Si les technologies radiologiques ouvrent des perspectives de développement majeures, notamment dans le traitement médical ou l’optimisation agricole, leurs implications environnementales exigent une vigilance constante. En ratifiant ces conventions, le Togo améliore non seulement ses capacités internes d’anticipation, mais accède également aux mécanismes internationaux d’assistance mutuelle et de partage d’informations en temps réel en cas d’urgence.
« Ces projets de loi traduisent une démarche cohérente : nous ne faisons pas seulement le choix d’une énergie d’avenir ; nous choisissons le plus haut standard de sécurité qui l’accompagne », a déclaré le ministre Eklo. « Ratifier ces textes, c’est envoyer un signal fort à la communauté internationale : le Togo est un État moderne, responsable et rigoureux. »

Concilier progrès technologique et impératif de sécurité
Pour le président de la représentation nationale, le professeur Komi Selom Klassou, cette réforme consacre une doctrine de responsabilité collective face aux crises transfrontalières.
« Instruit par l’histoire tragique de Tchernobyl, le Togo est convaincu que face à des risques d’une telle ampleur, aucun État ne peut agir seul », a-t-il argumenté, replaçant ces textes dans une vision globale de protection des populations et de diplomatie pacifique.
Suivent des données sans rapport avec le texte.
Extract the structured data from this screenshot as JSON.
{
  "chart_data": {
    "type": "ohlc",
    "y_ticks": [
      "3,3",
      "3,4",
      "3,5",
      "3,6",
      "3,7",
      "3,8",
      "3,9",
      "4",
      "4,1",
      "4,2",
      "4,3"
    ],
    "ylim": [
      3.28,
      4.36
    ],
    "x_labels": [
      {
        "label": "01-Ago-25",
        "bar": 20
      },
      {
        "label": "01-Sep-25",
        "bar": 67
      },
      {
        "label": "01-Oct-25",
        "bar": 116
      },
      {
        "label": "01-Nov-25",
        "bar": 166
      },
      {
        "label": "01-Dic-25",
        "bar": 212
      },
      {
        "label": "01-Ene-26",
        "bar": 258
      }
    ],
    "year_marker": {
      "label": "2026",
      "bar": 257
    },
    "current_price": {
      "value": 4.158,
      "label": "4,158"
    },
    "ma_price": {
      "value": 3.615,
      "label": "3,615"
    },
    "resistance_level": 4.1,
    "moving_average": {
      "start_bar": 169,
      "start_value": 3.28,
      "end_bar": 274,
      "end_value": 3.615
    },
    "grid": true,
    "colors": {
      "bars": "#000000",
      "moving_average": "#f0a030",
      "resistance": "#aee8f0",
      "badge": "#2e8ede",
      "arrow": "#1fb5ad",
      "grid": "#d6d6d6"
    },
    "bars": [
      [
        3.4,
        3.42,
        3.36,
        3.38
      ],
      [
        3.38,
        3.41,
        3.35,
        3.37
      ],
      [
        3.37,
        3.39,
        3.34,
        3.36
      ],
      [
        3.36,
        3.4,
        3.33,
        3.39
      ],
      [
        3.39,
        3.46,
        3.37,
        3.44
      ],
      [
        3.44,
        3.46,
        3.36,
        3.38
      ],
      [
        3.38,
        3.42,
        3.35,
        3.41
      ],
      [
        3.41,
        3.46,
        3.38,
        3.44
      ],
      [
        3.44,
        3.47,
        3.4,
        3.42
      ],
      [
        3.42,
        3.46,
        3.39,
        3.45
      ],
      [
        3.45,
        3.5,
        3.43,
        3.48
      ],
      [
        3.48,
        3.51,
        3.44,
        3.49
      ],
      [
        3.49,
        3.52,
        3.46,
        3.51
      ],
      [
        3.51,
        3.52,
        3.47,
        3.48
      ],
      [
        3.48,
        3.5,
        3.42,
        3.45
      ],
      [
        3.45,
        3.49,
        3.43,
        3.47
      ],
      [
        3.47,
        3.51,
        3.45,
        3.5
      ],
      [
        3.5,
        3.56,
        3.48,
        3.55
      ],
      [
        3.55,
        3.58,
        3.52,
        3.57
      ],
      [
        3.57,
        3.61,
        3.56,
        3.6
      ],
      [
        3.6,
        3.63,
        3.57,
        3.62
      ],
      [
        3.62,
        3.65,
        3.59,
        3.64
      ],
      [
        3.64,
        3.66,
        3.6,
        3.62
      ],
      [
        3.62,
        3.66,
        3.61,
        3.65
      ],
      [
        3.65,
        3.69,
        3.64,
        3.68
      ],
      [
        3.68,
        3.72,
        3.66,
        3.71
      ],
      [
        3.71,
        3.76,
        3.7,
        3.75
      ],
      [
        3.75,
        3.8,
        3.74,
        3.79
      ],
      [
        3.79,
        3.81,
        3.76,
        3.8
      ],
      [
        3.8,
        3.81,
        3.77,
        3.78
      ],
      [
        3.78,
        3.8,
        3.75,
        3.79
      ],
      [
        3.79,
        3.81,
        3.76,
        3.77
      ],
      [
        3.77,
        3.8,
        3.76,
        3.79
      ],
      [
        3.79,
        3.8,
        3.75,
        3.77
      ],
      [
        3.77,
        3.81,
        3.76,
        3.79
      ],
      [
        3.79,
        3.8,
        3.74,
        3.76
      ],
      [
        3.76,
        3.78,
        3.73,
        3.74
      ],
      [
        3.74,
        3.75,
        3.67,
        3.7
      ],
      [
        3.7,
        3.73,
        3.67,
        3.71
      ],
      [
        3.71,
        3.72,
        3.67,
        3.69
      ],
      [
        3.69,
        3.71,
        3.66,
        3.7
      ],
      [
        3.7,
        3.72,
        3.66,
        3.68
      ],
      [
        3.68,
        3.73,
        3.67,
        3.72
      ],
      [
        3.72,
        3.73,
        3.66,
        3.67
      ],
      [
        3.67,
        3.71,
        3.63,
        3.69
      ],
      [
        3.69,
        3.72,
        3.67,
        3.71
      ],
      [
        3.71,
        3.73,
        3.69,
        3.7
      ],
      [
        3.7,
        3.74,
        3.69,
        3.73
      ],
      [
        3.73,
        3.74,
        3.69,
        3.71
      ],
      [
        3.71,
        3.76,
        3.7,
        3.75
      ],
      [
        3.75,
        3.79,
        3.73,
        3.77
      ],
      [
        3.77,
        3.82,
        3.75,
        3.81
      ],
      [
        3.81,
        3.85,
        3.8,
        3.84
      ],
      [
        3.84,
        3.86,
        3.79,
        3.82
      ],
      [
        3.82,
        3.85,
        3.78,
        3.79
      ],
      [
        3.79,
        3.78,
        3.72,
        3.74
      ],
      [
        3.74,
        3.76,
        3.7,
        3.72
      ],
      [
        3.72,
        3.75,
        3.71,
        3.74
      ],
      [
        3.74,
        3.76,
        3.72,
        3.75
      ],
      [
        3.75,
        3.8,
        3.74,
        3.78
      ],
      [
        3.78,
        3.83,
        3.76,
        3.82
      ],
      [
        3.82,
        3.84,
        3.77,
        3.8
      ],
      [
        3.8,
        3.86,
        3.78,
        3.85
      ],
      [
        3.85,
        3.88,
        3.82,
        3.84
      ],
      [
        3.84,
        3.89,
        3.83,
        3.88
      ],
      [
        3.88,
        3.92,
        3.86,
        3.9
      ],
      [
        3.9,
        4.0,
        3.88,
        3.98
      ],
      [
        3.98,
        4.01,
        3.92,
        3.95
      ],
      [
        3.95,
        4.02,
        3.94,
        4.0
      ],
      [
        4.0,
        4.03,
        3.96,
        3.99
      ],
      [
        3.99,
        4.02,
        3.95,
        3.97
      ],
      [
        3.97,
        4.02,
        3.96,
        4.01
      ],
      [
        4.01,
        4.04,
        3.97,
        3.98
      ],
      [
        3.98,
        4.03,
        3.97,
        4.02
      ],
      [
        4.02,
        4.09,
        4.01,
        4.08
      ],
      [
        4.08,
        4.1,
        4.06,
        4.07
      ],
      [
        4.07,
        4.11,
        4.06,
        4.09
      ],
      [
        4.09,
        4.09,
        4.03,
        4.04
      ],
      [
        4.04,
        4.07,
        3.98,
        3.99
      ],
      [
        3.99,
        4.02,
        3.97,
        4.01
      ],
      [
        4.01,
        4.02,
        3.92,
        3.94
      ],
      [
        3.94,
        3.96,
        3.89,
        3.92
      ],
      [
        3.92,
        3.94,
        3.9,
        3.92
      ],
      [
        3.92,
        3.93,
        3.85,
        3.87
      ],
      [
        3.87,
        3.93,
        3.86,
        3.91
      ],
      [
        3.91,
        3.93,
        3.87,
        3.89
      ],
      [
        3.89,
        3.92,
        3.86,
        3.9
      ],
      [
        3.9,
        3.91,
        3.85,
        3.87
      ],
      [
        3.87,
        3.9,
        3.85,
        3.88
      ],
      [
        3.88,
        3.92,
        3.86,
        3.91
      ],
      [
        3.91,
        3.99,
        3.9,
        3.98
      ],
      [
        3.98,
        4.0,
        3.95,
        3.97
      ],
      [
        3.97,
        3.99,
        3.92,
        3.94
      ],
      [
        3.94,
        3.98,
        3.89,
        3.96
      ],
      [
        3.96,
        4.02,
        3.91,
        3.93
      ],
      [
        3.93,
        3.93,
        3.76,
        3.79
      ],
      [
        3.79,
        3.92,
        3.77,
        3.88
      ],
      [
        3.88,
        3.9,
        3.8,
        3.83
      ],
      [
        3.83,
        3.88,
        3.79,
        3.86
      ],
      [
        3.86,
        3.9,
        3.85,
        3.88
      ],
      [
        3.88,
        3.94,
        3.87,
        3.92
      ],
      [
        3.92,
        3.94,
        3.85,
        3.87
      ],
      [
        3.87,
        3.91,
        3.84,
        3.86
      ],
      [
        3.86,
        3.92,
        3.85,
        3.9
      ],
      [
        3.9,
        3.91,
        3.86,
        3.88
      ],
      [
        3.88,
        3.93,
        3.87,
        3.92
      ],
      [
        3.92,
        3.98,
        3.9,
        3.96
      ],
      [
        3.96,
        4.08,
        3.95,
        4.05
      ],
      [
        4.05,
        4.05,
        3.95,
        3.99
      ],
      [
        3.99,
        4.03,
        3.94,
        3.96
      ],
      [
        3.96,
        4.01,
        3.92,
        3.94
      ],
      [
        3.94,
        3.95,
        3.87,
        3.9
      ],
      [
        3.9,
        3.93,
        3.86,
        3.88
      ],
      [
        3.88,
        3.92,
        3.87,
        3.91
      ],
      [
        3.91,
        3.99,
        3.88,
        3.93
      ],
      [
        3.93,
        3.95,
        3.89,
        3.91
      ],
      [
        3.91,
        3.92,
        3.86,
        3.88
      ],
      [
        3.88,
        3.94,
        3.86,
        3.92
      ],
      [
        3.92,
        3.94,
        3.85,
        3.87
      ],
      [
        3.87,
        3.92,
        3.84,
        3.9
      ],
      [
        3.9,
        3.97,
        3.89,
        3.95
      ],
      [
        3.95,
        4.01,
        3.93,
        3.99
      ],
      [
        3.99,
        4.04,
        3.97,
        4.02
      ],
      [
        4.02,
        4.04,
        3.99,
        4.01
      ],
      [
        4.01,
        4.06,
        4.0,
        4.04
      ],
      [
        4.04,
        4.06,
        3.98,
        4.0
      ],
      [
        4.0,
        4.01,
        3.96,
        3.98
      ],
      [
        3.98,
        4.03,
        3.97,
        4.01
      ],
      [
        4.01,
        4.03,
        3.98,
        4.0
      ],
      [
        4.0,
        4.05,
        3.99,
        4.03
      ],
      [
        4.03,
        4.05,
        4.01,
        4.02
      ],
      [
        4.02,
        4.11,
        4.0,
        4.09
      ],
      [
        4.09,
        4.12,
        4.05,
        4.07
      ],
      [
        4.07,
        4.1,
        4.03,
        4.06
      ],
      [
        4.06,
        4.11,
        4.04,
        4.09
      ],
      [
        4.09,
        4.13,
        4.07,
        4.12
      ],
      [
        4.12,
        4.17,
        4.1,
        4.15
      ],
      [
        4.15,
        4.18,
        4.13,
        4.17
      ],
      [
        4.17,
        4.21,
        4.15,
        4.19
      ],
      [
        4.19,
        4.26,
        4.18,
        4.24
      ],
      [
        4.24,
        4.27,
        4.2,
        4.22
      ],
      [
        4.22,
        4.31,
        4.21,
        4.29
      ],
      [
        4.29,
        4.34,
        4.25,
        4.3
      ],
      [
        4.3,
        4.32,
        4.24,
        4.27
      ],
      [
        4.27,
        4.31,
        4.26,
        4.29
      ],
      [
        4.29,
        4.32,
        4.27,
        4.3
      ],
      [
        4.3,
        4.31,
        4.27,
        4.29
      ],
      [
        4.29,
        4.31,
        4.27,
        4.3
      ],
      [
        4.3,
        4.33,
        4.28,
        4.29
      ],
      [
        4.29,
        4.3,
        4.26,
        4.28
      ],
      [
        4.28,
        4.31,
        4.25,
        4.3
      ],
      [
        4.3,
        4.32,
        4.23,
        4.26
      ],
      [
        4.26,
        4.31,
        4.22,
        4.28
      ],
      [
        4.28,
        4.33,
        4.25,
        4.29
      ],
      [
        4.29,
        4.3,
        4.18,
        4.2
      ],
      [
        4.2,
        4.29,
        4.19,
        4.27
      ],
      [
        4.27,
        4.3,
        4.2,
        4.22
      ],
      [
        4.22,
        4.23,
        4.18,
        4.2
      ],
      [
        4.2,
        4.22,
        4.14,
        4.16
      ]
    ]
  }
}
Conformément au fonctionnement du système parlementaire togolais, ces quatre textes de loi seront transmis dans les prochains jours au Sénat pour un examen dans les mêmes termes. Une fois cette étape franchie et les lois promulguées, le Togo parachèvera sa mutation institutionnelle, liant indissociablement son horizon technologique à l’exigence de la sécurité publique.